I can mainly think of companies and projects from my professional experience, and it wouldn't be my place to publicly speak about these things. But I believe that many engineers like me have worked on death march projects where their critical problems have been brought up with management and thoroughly ignored.
Still, to try and give you some examples, Google Glass was known to be a failed product early on due to technical and practical problems voiced by engineers. But there was a culture of optimism or wilful ignorance at Google about Glass, so the project continued until it died due to these problems.
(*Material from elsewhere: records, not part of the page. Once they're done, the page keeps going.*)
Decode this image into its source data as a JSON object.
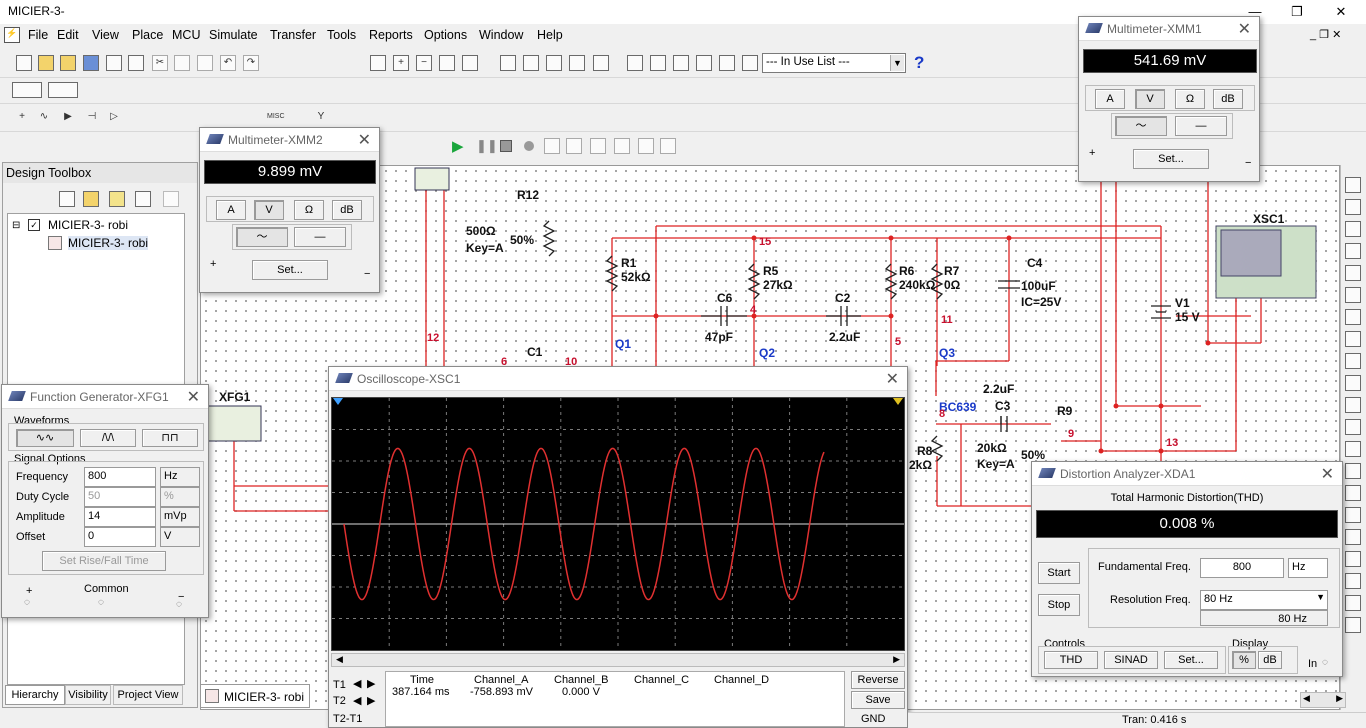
{
  "app": {
    "title": "MICIER-3-"
  },
  "menu": [
    "File",
    "Edit",
    "View",
    "Place",
    "MCU",
    "Simulate",
    "Transfer",
    "Tools",
    "Reports",
    "Options",
    "Window",
    "Help"
  ],
  "toolbar": {
    "in_use_list": "--- In Use List ---",
    "help": "?"
  },
  "toolbox": {
    "title": "Design Toolbox",
    "tree_root": "MICIER-3- robi",
    "tree_child": "MICIER-3- robi",
    "tabs": [
      "Hierarchy",
      "Visibility",
      "Project View"
    ]
  },
  "doc_tab": "MICIER-3- robi",
  "schematic": {
    "components": {
      "r12": "R12",
      "r12_val": "500Ω",
      "r12_key": "Key=A",
      "r12_pct": "50%",
      "r1": "R1",
      "r1_val": "52kΩ",
      "r5": "R5",
      "r5_val": "27kΩ",
      "r6": "R6",
      "r6_val": "240kΩ",
      "r7": "R7",
      "r7_val": "0Ω",
      "c4": "C4",
      "c4_val": "100uF",
      "c4_ic": "IC=25V",
      "c6": "C6",
      "c6_val": "47pF",
      "c2": "C2",
      "c2_val": "2.2uF",
      "c1": "C1",
      "q1": "Q1",
      "q2": "Q2",
      "q3": "Q3",
      "q3_model": "BC639",
      "v1": "V1",
      "v1_val": "15 V",
      "c3": "C3",
      "c3_val": "2.2uF",
      "r9": "R9",
      "r9_val": "20kΩ",
      "r9_key": "Key=A",
      "r9_pct": "50%",
      "r8": "R8",
      "r8_val": "2kΩ",
      "xfg1": "XFG1",
      "xsc1": "XSC1"
    },
    "nets": [
      "15",
      "4",
      "5",
      "11",
      "12",
      "6",
      "10",
      "9",
      "13",
      "8"
    ]
  },
  "xmm2": {
    "title": "Multimeter-XMM2",
    "reading": "9.899 mV",
    "modes": [
      "A",
      "V",
      "Ω",
      "dB"
    ],
    "settings": "Set...",
    "plus": "+",
    "minus": "−"
  },
  "xmm1": {
    "title": "Multimeter-XMM1",
    "reading": "541.69 mV",
    "modes": [
      "A",
      "V",
      "Ω",
      "dB"
    ],
    "settings": "Set...",
    "plus": "+",
    "minus": "−"
  },
  "fg": {
    "title": "Function Generator-XFG1",
    "waveforms_label": "Waveforms",
    "signal_options_label": "Signal Options",
    "frequency_label": "Frequency",
    "frequency_value": "800",
    "frequency_unit": "Hz",
    "duty_label": "Duty Cycle",
    "duty_value": "50",
    "duty_unit": "%",
    "amplitude_label": "Amplitude",
    "amplitude_value": "14",
    "amplitude_unit": "mVp",
    "offset_label": "Offset",
    "offset_value": "0",
    "offset_unit": "V",
    "rise_fall_button": "Set Rise/Fall Time",
    "common_label": "Common",
    "plus": "+",
    "minus": "−"
  },
  "scope": {
    "title": "Oscilloscope-XSC1",
    "trace_color": "#e03030",
    "cycles_shown": 6.7,
    "peak_fraction_of_height": 0.3,
    "headers": [
      "Time",
      "Channel_A",
      "Channel_B",
      "Channel_C",
      "Channel_D"
    ],
    "t1_label": "T1",
    "t2_label": "T2",
    "t2t1_label": "T2-T1",
    "time_value": "387.164 ms",
    "channel_a_value": "-758.893 mV",
    "channel_b_value": "0.000 V",
    "reverse_button": "Reverse",
    "save_button": "Save",
    "gnd_label": "GND"
  },
  "distortion": {
    "title": "Distortion Analyzer-XDA1",
    "heading": "Total Harmonic Distortion(THD)",
    "reading": "0.008 %",
    "start_button": "Start",
    "stop_button": "Stop",
    "fundamental_label": "Fundamental Freq.",
    "fundamental_value": "800",
    "fundamental_unit": "Hz",
    "resolution_label": "Resolution Freq.",
    "resolution_value": "80 Hz",
    "resolution_display": "80 Hz",
    "controls_label": "Controls",
    "thd_button": "THD",
    "sinad_button": "SINAD",
    "set_button": "Set...",
    "display_label": "Display",
    "percent_button": "%",
    "db_button": "dB",
    "in_label": "In"
  },
  "status": {
    "tran": "Tran: 0.416 s"
  }
}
And there are some articles on Hacker News about it. Right now there are murmurs online that Meta engineers are very aware that the metaverse is not engaging and VR efforts should pivot elsewhere. Yet the management seems to ignore this, even at tremendous cost to the company value. The whole VR effort at Meta could die because of this.
The interesting aspect of this culture is that it's not a "hindsight is 20-20" situation. In complete contrast, it's that engineers bring up problems that will significantly harm a project or a company in the future, but are ignored.
As of a few years ago I believe Google Glass was actually put to good use, by medical scribes. Not sure if that had changed or not. It seemed like the focus on consumers was the part that failed, not the technology.
That's a great counter-point. Still, I believe that the "moonshot" Google Glass project could have succeeded as well if they listened to internal feedback earlier.
I mean, Google Glass was crap and they did some dumb things there, but because they had a limited release, most people don't know how unusable it was, and it probably increases their cool high-tech image. Although, maybe it increases their out-of-touch image too (especially in the glasshole phase); but it doesn't contribute to killed by google, really.
Also, Google Watch is basically Google Glass on a wrist, so building it out wasn't a complete waste.
Metaverse being “not-engaging” is not an engineering type of observation, rather some kind of psychology/marketing type of insight. I wouldn’t trust engineers telling me something is, or is not going to be engaging to the general public.
In my experience, this is one of the ways that valid problems are dismissed. Engineers (and people in other disciplines) dogfooding and building the product should be listened to when they bring up these issues. They have T-shaped skills and an understanding of how the software works, as well as whether it can meet consumer expectations. There should not be gatekeeping about who can have insights into the product and who can't.
I think that you hit the nail on the head with the word "trust" - in many companies there should be more trust from management that engineers understand the context within which they work, and could have very unique and valid insights into how their software and hardware will be received by the consumer.
It would take a college class on the subject to do the topic justice, but the one that comes to mind readily for me is the Space shuttle O-ring disaster.
About the space shuttle o-ring disaster: what I feel being left out of the story is how often did previous warnings come up which turned out to be false?
The story as it is often told is that an engineer raised issue X, management dismissed it, issue X caused multiple deaths.
And when told like that it is obvious that management should not have ignored X. But what were the managements’ experience with warnings like that before?
Obviously they should have evaluated every warning on their merrits, but if the organisation was “crying wolf” all the time, one can imagine that can influence the decision making.
Columbia insulation damage as well. I'm not as familiar with the results of investigations with Columbia though to know if there was advice being ignored there too.
I don’t think there were the comparable warnings like Challenger. They actually struggled to recreate the impact in the lab afterwards. Talking to someone working on it, when they did finally recreate the effect, it was using parameters outside the test scope. From that perspective, it sounds very much like it was an unknown. * You can find the investigation report online [1]
* yes, they knew of the foam shedding, and knew it was out of spec. But they didn’t realize it could puncture the tiles in that manner.
Basically, they assumed that because all the damage they saw wasn't a threat to the orbiter that it couldn't be a threat to the orbiter. The orbiters could survive holes in the heat shield in most places so long as they weren't too numerous, but there were some key spots that would result in a loss.
They saw hundreds of spots of damage and decided it was just a nuisance, they never considered that there could be spots that wouldn't just be a nuisance. Beancounters unwilling to acknowledge a problem until it was decisively proven--and the only proof was a loss of the orbiter.
Kinda, but that’s not the full story. They didn’t realize the foam was physically capable of producing that damage. For one, the deltaV was higher than previous incidents because of when it occurred in the flight profile. And secondly, the foam demonstrated unknown characteristics at those speeds. They didn’t find that out until they tested the case afterwards and, since they couldn’t reproduce the effect, they basically said “let’s turn it up to 11 for shits and giggles and see what happens.” And voilà, the foam suddenly acted in an unexpected way that produced more damage.
It wasn’t really a “beancounter” issue. It came from the fact that we have imperfect models of physical systems and sometimes we encounter issues outside the boundaries of those model assumptions.